For original data, we draw mainly on two empirical studies that were conducted in Israel on two specific groups: women scientists in academia, and Russian immigrant-scientists. The first study of women in academia began in 1983 with a survey of the entire population of faculty members in the seven institutions of higher education (universities) in Israel. The entire female faculty at that time numbered about 430 women (13.5 percent of the total). Faculty women and men were compared in terms of proportions, promotion, and performance. In many respects, the position of women in academia in Israel resembles that of faculty women in the United States and other western countries; that is, they constitute a minority of the total faculty, are concentrated in the lower ranks of the academic ladder, advance more slowly than their male colleagues, and only a few reach the highest rank of full professor.

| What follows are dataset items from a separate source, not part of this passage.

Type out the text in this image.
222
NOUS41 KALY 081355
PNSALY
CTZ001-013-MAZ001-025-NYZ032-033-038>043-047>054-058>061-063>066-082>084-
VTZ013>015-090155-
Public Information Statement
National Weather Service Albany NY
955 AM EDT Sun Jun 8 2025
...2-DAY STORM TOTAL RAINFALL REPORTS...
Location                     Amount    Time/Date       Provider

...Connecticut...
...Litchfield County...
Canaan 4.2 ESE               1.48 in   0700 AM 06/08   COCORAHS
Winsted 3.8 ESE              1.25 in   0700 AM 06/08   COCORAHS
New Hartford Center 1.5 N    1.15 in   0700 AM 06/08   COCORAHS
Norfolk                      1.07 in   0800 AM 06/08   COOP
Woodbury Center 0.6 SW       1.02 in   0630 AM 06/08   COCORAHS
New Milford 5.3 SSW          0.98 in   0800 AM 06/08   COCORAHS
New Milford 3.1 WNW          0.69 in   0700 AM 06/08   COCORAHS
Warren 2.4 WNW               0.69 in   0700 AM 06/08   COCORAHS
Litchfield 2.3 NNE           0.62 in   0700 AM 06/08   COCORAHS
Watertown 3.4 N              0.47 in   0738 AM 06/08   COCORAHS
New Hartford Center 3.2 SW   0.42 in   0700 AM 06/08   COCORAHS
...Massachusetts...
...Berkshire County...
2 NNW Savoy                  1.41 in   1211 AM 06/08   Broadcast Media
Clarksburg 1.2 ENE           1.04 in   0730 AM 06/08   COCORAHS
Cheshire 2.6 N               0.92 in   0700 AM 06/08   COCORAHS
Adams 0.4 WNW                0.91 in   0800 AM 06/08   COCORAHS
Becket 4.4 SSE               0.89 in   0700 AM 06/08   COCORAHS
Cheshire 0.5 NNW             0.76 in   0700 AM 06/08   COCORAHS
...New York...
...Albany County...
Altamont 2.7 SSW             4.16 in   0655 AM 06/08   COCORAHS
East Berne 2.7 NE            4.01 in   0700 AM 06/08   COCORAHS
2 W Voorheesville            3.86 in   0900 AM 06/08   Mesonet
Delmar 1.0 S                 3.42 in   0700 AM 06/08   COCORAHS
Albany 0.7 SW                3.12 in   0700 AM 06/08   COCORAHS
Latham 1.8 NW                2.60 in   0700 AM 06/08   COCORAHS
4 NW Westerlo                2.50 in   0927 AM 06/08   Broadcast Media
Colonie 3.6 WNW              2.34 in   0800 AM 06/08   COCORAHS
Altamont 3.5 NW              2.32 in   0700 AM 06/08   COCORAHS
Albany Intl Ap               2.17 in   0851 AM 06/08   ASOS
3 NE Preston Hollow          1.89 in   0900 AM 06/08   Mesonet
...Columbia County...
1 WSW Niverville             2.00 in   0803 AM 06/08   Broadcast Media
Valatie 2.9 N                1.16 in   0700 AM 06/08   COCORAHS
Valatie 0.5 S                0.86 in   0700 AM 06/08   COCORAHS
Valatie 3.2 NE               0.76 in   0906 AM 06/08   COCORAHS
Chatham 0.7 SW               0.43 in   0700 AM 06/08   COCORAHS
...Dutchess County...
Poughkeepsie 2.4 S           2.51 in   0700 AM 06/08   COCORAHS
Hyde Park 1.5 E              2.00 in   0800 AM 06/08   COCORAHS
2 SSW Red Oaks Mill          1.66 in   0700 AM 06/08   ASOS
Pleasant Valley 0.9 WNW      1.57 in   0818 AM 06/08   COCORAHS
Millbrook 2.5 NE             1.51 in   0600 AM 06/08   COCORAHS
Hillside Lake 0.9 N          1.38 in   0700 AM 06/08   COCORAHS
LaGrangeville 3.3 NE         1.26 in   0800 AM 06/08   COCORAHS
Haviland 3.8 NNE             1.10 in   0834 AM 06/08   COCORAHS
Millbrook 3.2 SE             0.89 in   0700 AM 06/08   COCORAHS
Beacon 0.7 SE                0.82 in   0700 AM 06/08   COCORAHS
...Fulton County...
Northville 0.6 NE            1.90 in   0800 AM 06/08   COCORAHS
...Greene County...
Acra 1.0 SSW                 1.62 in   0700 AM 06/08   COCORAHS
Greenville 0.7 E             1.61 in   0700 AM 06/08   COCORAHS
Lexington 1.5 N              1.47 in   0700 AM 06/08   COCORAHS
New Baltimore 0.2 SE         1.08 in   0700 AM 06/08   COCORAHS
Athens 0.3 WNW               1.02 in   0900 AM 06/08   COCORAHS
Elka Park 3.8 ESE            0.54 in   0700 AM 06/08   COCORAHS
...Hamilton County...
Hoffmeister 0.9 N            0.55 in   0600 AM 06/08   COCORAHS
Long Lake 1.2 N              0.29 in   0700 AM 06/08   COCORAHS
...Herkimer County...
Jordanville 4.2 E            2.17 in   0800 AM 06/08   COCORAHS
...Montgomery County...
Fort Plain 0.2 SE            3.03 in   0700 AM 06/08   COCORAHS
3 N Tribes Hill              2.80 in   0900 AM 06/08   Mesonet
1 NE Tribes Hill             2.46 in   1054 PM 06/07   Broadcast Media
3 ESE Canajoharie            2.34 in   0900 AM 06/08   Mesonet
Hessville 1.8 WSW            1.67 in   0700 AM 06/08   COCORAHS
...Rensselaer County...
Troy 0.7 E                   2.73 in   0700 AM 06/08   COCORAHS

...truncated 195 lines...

A sub-sample of fifty women were personally interviewed with a questionnaire concerning their perceptions and attitudes toward their professional careers, family obligations, gender discrimination, etc. (Toren and Kraus, 1987; Toren, 1991).
The second study was mainly concerned with professional integration problems that confront scientists who move from one sociocultural environment to another in spite of the notion that science is culture-free and "the same everywhere." The sample of scientists studied included 207 persons who immigrated from the Soviet Union to Israel in the early 1970s. More than half of these scientists were employed in academic institutions and the others in research and development institutes of government, industry, and the private sector. The second stage of this study was performed following the second large wave of immigration from Russia in the early 1990s and was composed of a sample of 123 scientists who were employed in all institutions of higher education in Israel (Toren, 1988, 1994).
There is no overlap between the respondents of the study on immigrant scientists and the study on faculty women.
This article examines the social processes that affect both new immigrants in the host society and women in traditionally male occupations: stereotyping, exclusion, segregation, and assimilation. Both groups are compared in terms of these mechanisms and discern their similar and different manifestations.
Attributed Characteristics of Women and Immigrants
The major stereotypes in a society are those attached to race, ethnic origin, class, and gender. The binary divisions of white and black, high and low, male and female, native and newcomer are basic to the creation and maintenance of social categories that sustain inequality by establishing boundaries of inclusion and exclusion (Bourdieu, 1984; Zerubavel, 1991; Bar-Yosef, 1996).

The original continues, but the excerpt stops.